La Teología Platónica, Marsilio Ficino

[Theologia platónica]. Obra filosófica, en dieciocho libros, compuesta en latín por Marsilio Ficino (1433-1499) como resultado de su pensa­miento y de sus meditaciones sobre la reli­gión natural.

Dedicado, básicamente, a los más arduos problemas religiosos — «sobre la inmortalidad del alma» [«de animarum immortalitate»], como reza el subtítulo — este tratado aparece al lector moderno, com­puesto de dos partes, distintas en su con­textura y en su meditación. En la primera, la dialéctica de los seres es colocada en una escala jerárquica que de abstracción en abs­tracción va de la materia a Dios, meta a la cual aspira toda la naturaleza, y luego se expone la distinción de los grados de las almas racionales; en la segunda y más ex­tensa se estudian los principios de la acti­vidad humana en su tendencia hacia la per­fección y pureza, en el progresivo desarrollo de la personalidad del hombre en un acto creador que sólo puede ser divino. En la distinción de una escala de seres se mani­fiesta el influjo de las doctrinas neoplatónicas y en especial del emanatismo de Flotino: así se pasa de lo indistinto a lo dis­tinto, de la materia al espíritu, del hombre a Dios.

Se postula la naturaleza de los ángeles como intermedio entre la natura­leza humana y la perfección divina. También según el mismo Platón y el desarrollo de los comentaristas posteriores, se admite el alma del mundo, las doce almas de los elementos y de las esferas, además de las almas de los seres en ellos encerradas (recuérdense las distinciones del mismo Aristó­teles y de la escolástica con relación a las plantas y animales).
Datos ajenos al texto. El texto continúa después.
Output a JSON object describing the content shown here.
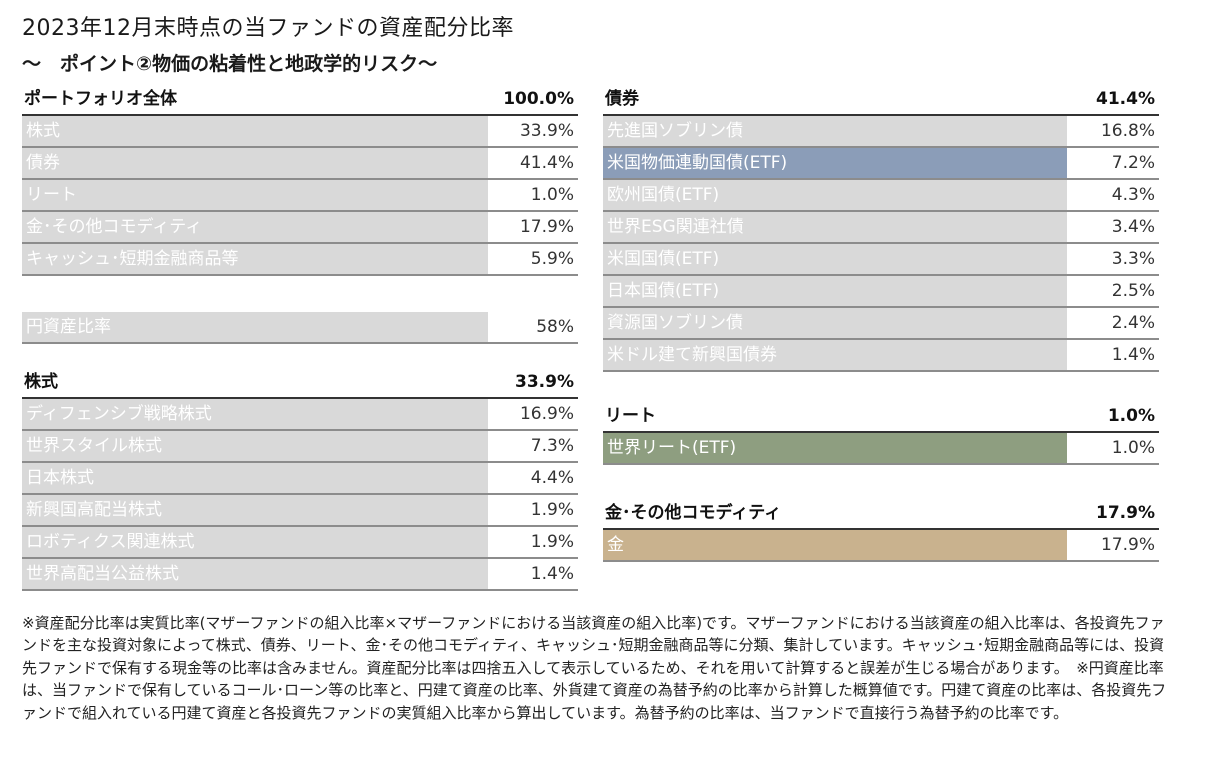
{
  "title": "2023年12月末時点の当ファンドの資産配分比率",
  "subtitle": "～　ポイント②物価の粘着性と地政学的リスク～",
  "portfolio": {
    "header": {
      "label": "ポートフォリオ全体",
      "value": "100.0%"
    },
    "rows": [
      {
        "label": "株式",
        "value": "33.9%"
      },
      {
        "label": "債券",
        "value": "41.4%"
      },
      {
        "label": "リート",
        "value": "1.0%"
      },
      {
        "label": "金･その他コモディティ",
        "value": "17.9%"
      },
      {
        "label": "キャッシュ･短期金融商品等",
        "value": "5.9%"
      }
    ],
    "yen": {
      "label": "円資産比率",
      "value": "58%"
    }
  },
  "equity": {
    "header": {
      "label": "株式",
      "value": "33.9%"
    },
    "rows": [
      {
        "label": "ディフェンシブ戦略株式",
        "value": "16.9%"
      },
      {
        "label": "世界スタイル株式",
        "value": "7.3%"
      },
      {
        "label": "日本株式",
        "value": "4.4%"
      },
      {
        "label": "新興国高配当株式",
        "value": "1.9%"
      },
      {
        "label": "ロボティクス関連株式",
        "value": "1.9%"
      },
      {
        "label": "世界高配当公益株式",
        "value": "1.4%"
      }
    ]
  },
  "bonds": {
    "header": {
      "label": "債券",
      "value": "41.4%"
    },
    "rows": [
      {
        "label": "先進国ソブリン債",
        "value": "16.8%"
      },
      {
        "label": "米国物価連動国債(ETF)",
        "value": "7.2%",
        "highlight": "#8b9db8"
      },
      {
        "label": "欧州国債(ETF)",
        "value": "4.3%"
      },
      {
        "label": "世界ESG関連社債",
        "value": "3.4%"
      },
      {
        "label": "米国国債(ETF)",
        "value": "3.3%"
      },
      {
        "label": "日本国債(ETF)",
        "value": "2.5%"
      },
      {
        "label": "資源国ソブリン債",
        "value": "2.4%"
      },
      {
        "label": "米ドル建て新興国債券",
        "value": "1.4%"
      }
    ]
  },
  "reit": {
    "header": {
      "label": "リート",
      "value": "1.0%"
    },
    "rows": [
      {
        "label": "世界リート(ETF)",
        "value": "1.0%",
        "highlight": "#8e9e80"
      }
    ]
  },
  "commodity": {
    "header": {
      "label": "金･その他コモディティ",
      "value": "17.9%"
    },
    "rows": [
      {
        "label": "金",
        "value": "17.9%",
        "highlight": "#c9b28e"
      }
    ]
  },
  "note": "※資産配分比率は実質比率(マザーファンドの組入比率×マザーファンドにおける当該資産の組入比率)です。マザーファンドにおける当該資産の組入比率は、各投資先ファンドを主な投資対象によって株式、債券、リート、金･その他コモディティ、キャッシュ･短期金融商品等に分類、集計しています。キャッシュ･短期金融商品等には、投資先ファンドで保有する現金等の比率は含みません。資産配分比率は四捨五入して表示しているため、それを用いて計算すると誤差が生じる場合があります。　※円資産比率は、当ファンドで保有しているコール･ローン等の比率と、円建て資産の比率、外貨建て資産の為替予約の比率から計算した概算値です。円建て資産の比率は、各投資先ファンドで組入れている円建て資産と各投資先ファンドの実質組入比率から算出しています。為替予約の比率は、当ファンドで直接行う為替予約の比率です。",
  "colors": {
    "label_bg": "#d9d9d9",
    "bond_highlight": "#8b9db8",
    "reit_highlight": "#8e9e80",
    "gold_highlight": "#c9b28e"
  }
}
En el pensamiento de Ficino hay una íntima exigencia panteísta que tiende a esclarecer la personalidad hu­mana en una profunda religiosidad, hecha de aspiración hacia lo divino; bellísimas son las páginas sobre el hombre y la naturaleza divina, que se revela en él como inmanente por su anhelo de perfección, por su hambre de verdad.

Esta obra contiene algunas de las más bellas afirmaciones del Humanismo en la exigencia de una libre religión natu­ral que fundiese civilización clásica y cari­dad cristiana en un solo ideal de perfección racional, en un arrebato místico que es sublime claridad interior.